Mr Katter said only the Premier had the power to address the manifest injustice within the State’s water department, presided over by Minister Glenn Butcher, that had shot HIPCo’s bid for water down on a technicality and threatened to hand the last of the Flinders River water release to corporate interests.

“The Premier could find a pathway forward for HIPCo’s water licence woes through a supplemented scheme; much like amendments adopted to the Fitzroy Water Plan for Rookwood Weir, HIPCo could be provided with a supplemented water licence under the Gulf Water Plan,” he said.

“She must ask herself: ‘who do you want to benefit from water access in this State?

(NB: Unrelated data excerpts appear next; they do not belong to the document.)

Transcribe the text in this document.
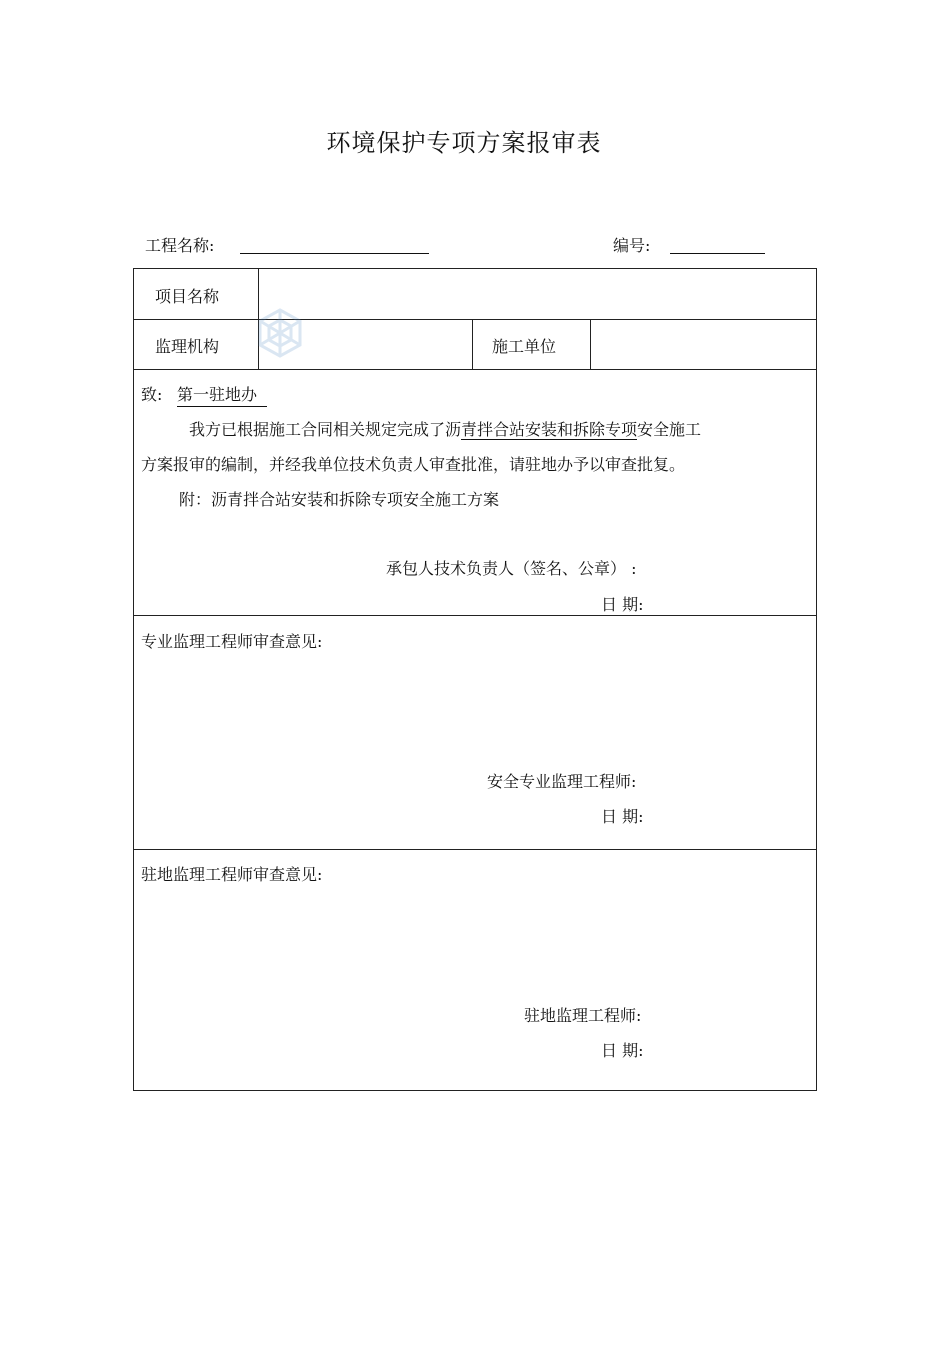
环境保护专项方案报审表
工程名称:	编号:
项目名称
监理机构	施工单位
致: 第一驻地办
我方已根据施工合同相关规定完成了沥青拌合站安装和拆除专项安全施工
方案报审的编制，并经我单位技术负责人审查批准，请驻地办予以审查批复。
附：沥青拌合站安装和拆除专项安全施工方案
承包人技术负责人（签名、公章） :
日 期:
专业监理工程师审查意见:
安全专业监理工程师:
日 期:
驻地监理工程师审查意见:
驻地监理工程师:
日 期:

The local farmers and communities populating the outback and feeding our State, or the corporates?’

“This will truly test the fabric of who the Labor party represents in 2022.

“We are only talking about three per cent of the average annual flow of the Flinders River being needed to supply this project.”

HIPCo Board chairman Jeff Reid said by refusing water access, the State could kill off HIPCo.

“The Federal Government has always been supportive of our project and financing the project has never been our hurdle, rather, it’s the bureaucracy in Brisbane,” he said.

“The detailed business case has been accepted by both levels of government and has excelled in all areas of compliance.

“Now, at the eleventh hour, we are battling with technicalities with the State water department.”

Mr Reid said to save the scheme, HIPCo was seeking changes to the Gulf Water Plan that would be very similar to what was proposed and occurring with the Fitzroy Water Plan and Rookwood Weir.

“We need a licence for the water and without it, the State will strangle us,” he said.